There is a serious flaw in the formulae reported in the The Matrix Cookbook for gradient with respect to symmetric matrices. (section 2.8 of the Matrix Cookbook, on Structured Matrices).
The arxiv paper cited in another answer has now been published https://doi.org/10.1007/s13226-022-00313-x (shareit link https://rdcu.be/cUwmr), and reading it will give a full picture.
I am the first author and I wanted to put up an answer that will hopefully educate other people who come here with the same questions as I did.
In my opinion, the whole confusion arises because somehow the idea of constrained optimization has got mixed up with something that I can only call constrained derivative. I am using derivative and gradient interchangeably here but that doesn't change things.
Let's consider an example. What is the derivative of $f(x, y) = x^2 + 2y^2$ given that the domain is the set of points lying on the unit circle C , $x^2 + y^2 = 1$, i.e, we require the derivative of $f( \mathbf{x})|_C$ ? If instead of asking what is the derivative I had asked a maxima/minima question then we talk of incorporating the unit circle constraint through a Lagrange multiplier etc.

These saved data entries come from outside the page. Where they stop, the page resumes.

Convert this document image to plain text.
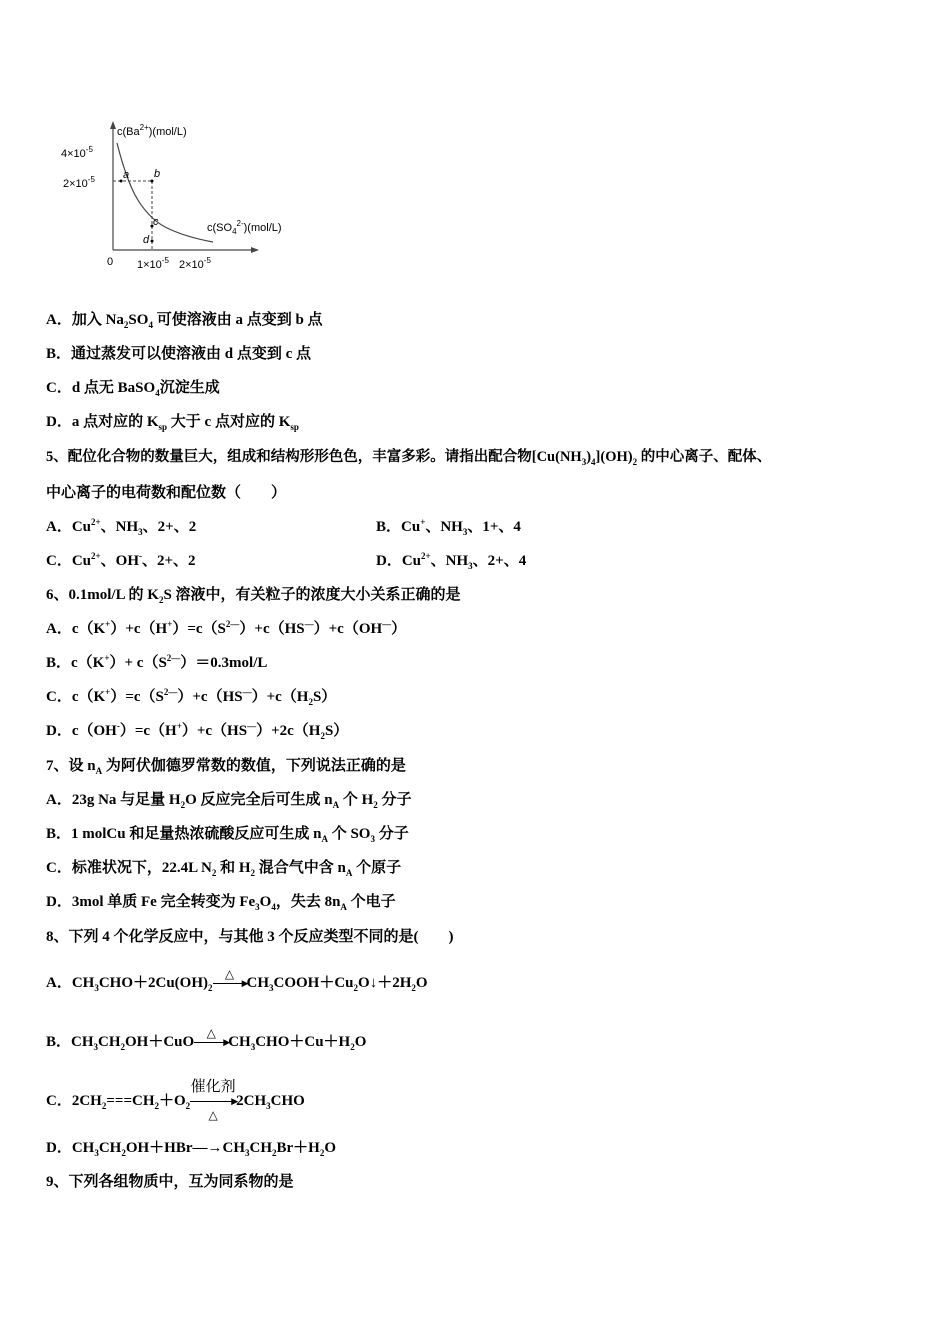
$c(Ba^{2+})(mol/L)$
$4\times 10^{-5}$
$2\times 10^{-5}$	a b
c
d
$c(SO_4^{2-})(mol/L)$
0 $1\times 10^{-5}$ $2\times 10^{-5}$
A．加入 $Na_2SO_4$ 可使溶液由 a 点变到 b 点
B．通过蒸发可以使溶液由 d 点变到 c 点
C．d 点无 BaSO$_4$沉淀生成
D．a 点对应的 $K_{sp}$ 大于 c 点对应的 $K_{sp}$
5、配位化合物的数量巨大，组成和结构形形色色，丰富多彩。请指出配合物$[Cu(NH_3)_4](OH)_2$ 的中心离子、配体、
中心离子的电荷数和配位数（　　）
A．$Cu^{2+}$、$NH_3$、2+、2	B．Cu+、$NH_3$、1+、4
C．$Cu^{2+}$、OH-、2+、2	D．$Cu^{2+}$、$NH_3$、2+、4
6、0.1mol/L 的 $K_2S$ 溶液中，有关粒子的浓度大小关系正确的是
A．$c(K^+)+c(H^+)=c(S^{2—})+c(HS^—)+c(OH^—)$
B．$c(K^+)+ c(S^{2—})=0.3mol/L$
C．$c(K^+)=c(S^{2—})+c(HS^—)+c(H_2S)$
D．$c(OH^-)=c(H^+)+c(HS^—)+2c(H_2S)$
7、设 $n_A$ 为阿伏伽德罗常数的数值，下列说法正确的是
A．23g Na 与足量 $H_2O$ 反应完全后可生成 $n_A$ 个 $H_2$ 分子
B．1 molCu 和足量热浓硫酸反应可生成 $n_A$ 个 $SO_3$ 分子
C．标准状况下，22.4L $N_2$ 和 $H_2$ 混合气中含 $n_A$ 个原子
D．3mol 单质 Fe 完全转变为 $Fe_3O_4$，失去 $8n_A$ 个电子
8、下列 4 个化学反应中，与其他 3 个反应类型不同的是(　　)
A．$CH_3CHO+2Cu(OH)_2$
△
▶
$CH_3COOH+Cu_2O↓+2H_2O$
B．$CH_3CH_2OH+CuO$
△
▶
$CH_3CHO+Cu+H_2O$
C．$2CH_2===CH_2+O_2$
催化剂
▶
△
$2CH_3CHO$
D．$CH_3CH_2OH+HBr—\to CH_3CH_2Br+H_2O$
9、下列各组物质中，互为同系物的是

This is similar to all the talk of "off-diagonal elements are not independent", "symmetric matrix satisfies a constraint" etc.
However, in the context of taking a derivative, the formula needs $f(\mathbf{x} + \mathbf{h}) - f(\mathbf{x})$ to make sense, i.e., both $\mathbf{x}$ and $\mathbf{x}+\mathbf{h}$ need to belong to whatever is the domain of definition. Here that is the boundary of the unit circle.
Clearly, taking $\mathbf{x} = (x, y), \mathbf{h} = (h, k)$, that is not true and the derivative definition has no meaning.
However, if we parametrize the unit circle constraint as $x = \sin(\theta), y= \cos(\theta)$, now the argument is $\theta$ and any perturbation of it like $\theta + \delta \theta$ also lies on the unit circle. Now the derivative restricted to the unit circle C can be evaluated from $f( \mathbf{x})|_C = g(\theta) = \sin^2(\theta) + 2\cos^2(\theta)$.
The point I am making is that special procedures are necessary only when the domain is not a subspace.
Now consider matrix functionals like $\phi(A)$ for $A$ symmetric, diagonal, upper triangular etc and the derivative of $\phi$. The analogy to the unit circle constraint should now be clear.
The Matrix Cookbook and the so-called matrix calculus attempt special procedures for all these cases, even though no special procedures are necessary --
In all these cases, $A, A+H$ belong to the domain of definition.
The exception is when $A$ is orthogonal. In that case, $A+H$ need not be orthogonal for $A, H$ orthogonal and the set of orthogonal matrices need to be parametrized in some way to construct the restriction of $\phi$ to the domain of orthogonal matrices and then evaluate the derivative.
In the paper linked above we show how the end result obtained after the special procedures is incorrect for symmetric matrices.